Mikel Arteta installed speakers around Arsenal's training pitch and blasted out a recording of Anfield crowd noise in the build-up to last season's trip to Liverpool.
The Arsenal manager's attempt to prepare his team for Anfield's famous atmosphere was in part motivated by his own negative experience there as a player.
Footage from Amazon's new All or Nothing documentary shows Arteta explaining how he once suffered "pajara" during a 5-1 defeat at Anfield in 2014.
Pajara is a Spanish term often used in cycling to describe when an athlete suffers a general malaise and sudden loss of strength.
"I had it once at Anfield," explained Arteta. "Suddenly I could only see red shirts flying around.
"The game is passing all over me. I cannot react. People are thinking: 'What is he doing?' I cannot do it, emotionally, physically… I cannot cope, everything is going too fast.
"I only had that feeling in my career once and it was at Anfield."
Arteta had hoped that playing a loud soundtrack of Liverpool fans singing "You'll Never Walk Alone" in training would help his players fare better than he had.
It did not work. Arsenal were thrashed 4-0 by Liverpool in November last year - a result that ended a 10-game unbeaten run Arteta's men had been on.
Before that match, Arteta had given his team a passionate team-talk, in which he again referenced his bad Anfield experience as a player.
He told his team: "When I had that shirt and I was there [sitting in the dressing room]. I came here, for a long time we did not win here, but we won two years in a row here.
"The next year, I was prepared to come here and I was believing we could win. You know what happened? We start to lose the game. And they were all over us.
"And you know what I did myself? I hid and I gave up on the pitch. We lost 5-1. I never forget for the rest of my career what I did here.
"Don't leave anything on that f****** pitch because I regret it. I let the team down and I let myself down. And I don't want you to go through that. So go out and play with f****** courage and be ourselves today on that pitch. Do me that favor."
Arteta had used another unusual motivational method earlier in the season.
Before Arsenal's 2-0 win at Leicester in October, Arteta ordered his players to join hands, close their eyes and visualize how the game was going to play out.
"We are going to do something, guys," Arteta told his players in their dressing room, while rubbing his hands together quickly.

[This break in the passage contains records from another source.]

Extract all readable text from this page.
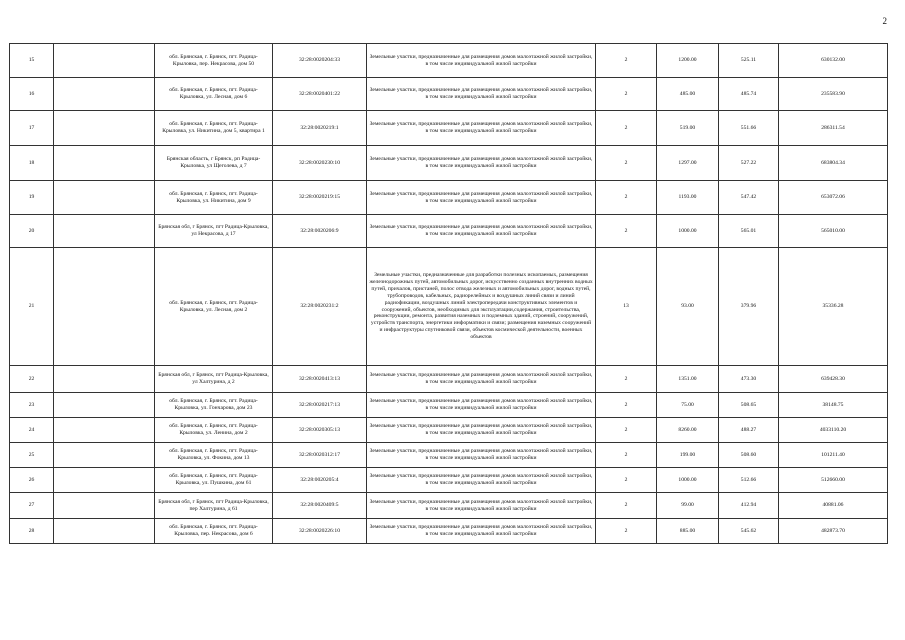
2
15		обл. Брянская, г. Брянск, пгт. Радица-Крыловка, пер. Некрасова, дом 50	32:28:0020204:33	Земельные участки, предназначенные для размещения домов малоэтажной жилой застройки, в том числе индивидуальной жилой застройки	2	1200.00	525.11	630132.00
16		обл. Брянская, г. Брянск, пгт. Радица-Крыловка, ул. Лесная, дом 6	32:28:0020401:22	Земельные участки, предназначенные для размещения домов малоэтажной жилой застройки, в том числе индивидуальной жилой застройки	2	485.00	485.74	235583.90
17		обл. Брянская, г. Брянск, пгт. Радица-Крыловка, ул. Никитина, дом 5, квартира 1	32:28:0020219:1	Земельные участки, предназначенные для размещения домов малоэтажной жилой застройки, в том числе индивидуальной жилой застройки	2	519.00	551.66	286311.54
18		Брянская область, г Брянск, рп Радица-Крыловка, ул Щеголева, д 7	32:28:0020230:10	Земельные участки, предназначенные для размещения домов малоэтажной жилой застройки, в том числе индивидуальной жилой застройки	2	1297.00	527.22	683804.34
19		обл. Брянская, г. Брянск, пгт. Радица-Крыловка, ул. Никитина, дом 9	32:28:0020219:15	Земельные участки, предназначенные для размещения домов малоэтажной жилой застройки, в том числе индивидуальной жилой застройки	2	1193.00	547.42	653072.06
20		Брянская обл, г Брянск, пгт Радица-Крыловка, ул Некрасова, д 17	32:28:0020206:9	Земельные участки, предназначенные для размещения домов малоэтажной жилой застройки, в том числе индивидуальной жилой застройки	2	1000.00	565.01	565010.00
21		обл. Брянская, г. Брянск, пгт. Радица-Крыловка, ул. Лесная, дом 2	32:28:0020231:2	Земельные участки, предназначенные для разработки полезных ископаемых, размещения железнодорожных путей, автомобильных дорог, искусственно созданных внутренних водных путей, причалов, пристаней, полос отвода железных и автомобильных дорог, водных путей, трубопроводов, кабельных, радиорелейных и воздушных линий связи и линий радиофикации, воздушных линий электропередачи конструктивных элементов и сооружений, объектов, необходимых для эксплуатации,содержания, строительства, реконструкции, ремонта, развития наземных и подземных зданий, строений, сооружений, устройств транспорта, энергетики информатики и связи; размещения наземных сооружений и инфраструктуры спутниковой связи, объектов космической деятельности, военных объектов	13	93.00	379.96	35336.28
22		Брянская обл, г Брянск, пгт Радица-Крыловка, ул Халтурина, д 2	32:28:0020413:13	Земельные участки, предназначенные для размещения домов малоэтажной жилой застройки, в том числе индивидуальной жилой застройки	2	1351.00	473.30	639428.30
23		обл. Брянская, г. Брянск, пгт. Радица-Крыловка, ул. Гончарова, дом 23	32:28:0020217:13	Земельные участки, предназначенные для размещения домов малоэтажной жилой застройки, в том числе индивидуальной жилой застройки	2	75.00	508.65	38148.75
24		обл. Брянская, г. Брянск, пгт. Радица-Крыловка, ул. Ленина, дом 2	32:28:0020305:13	Земельные участки, предназначенные для размещения домов малоэтажной жилой застройки, в том числе индивидуальной жилой застройки	2	8260.00	488.27	4033110.20
25		обл. Брянская, г. Брянск, пгт. Радица-Крыловка, ул. Фокина, дом 13	32:28:0020312:17	Земельные участки, предназначенные для размещения домов малоэтажной жилой застройки, в том числе индивидуальной жилой застройки	2	199.00	508.60	101211.40
26		обл. Брянская, г. Брянск, пгт. Радица-Крыловка, ул. Пушкина, дом 61	32:28:0020205:4	Земельные участки, предназначенные для размещения домов малоэтажной жилой застройки, в том числе индивидуальной жилой застройки	2	1000.00	512.66	512660.00
27		Брянская обл, г Брянск, пгт Радица-Крыловка, пер Халтурина, д 61	32:28:0020409:5	Земельные участки, предназначенные для размещения домов малоэтажной жилой застройки, в том числе индивидуальной жилой застройки	2	99.00	412.94	40881.06
28		обл. Брянская, г. Брянск, пгт. Радица-Крыловка, пер. Некрасова, дом 6	32:28:0020226:10	Земельные участки, предназначенные для размещения домов малоэтажной жилой застройки, в том числе индивидуальной жилой застройки	2	885.00	545.62	482873.70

"We are going to get all the energy in this room together. When I tell you I want you to start to do this.
"I want you to close your eyes and I am going to tell you what is going to happen in the game.
"And after that you are going to grab each other's hands and we are going to create energy in a bubble and we are going to play f****** there [pointing towards the pitch]. Close your eyes."
Once the players were all rubbing their hands vigorously, Arteta shouted out brief tactical instructions before roaring: "Feel it in your body, who we are. WHO WE ARE!"
All of the Arsenal players seemed to buy into Arteta's methods as they took part without dissent or mockery.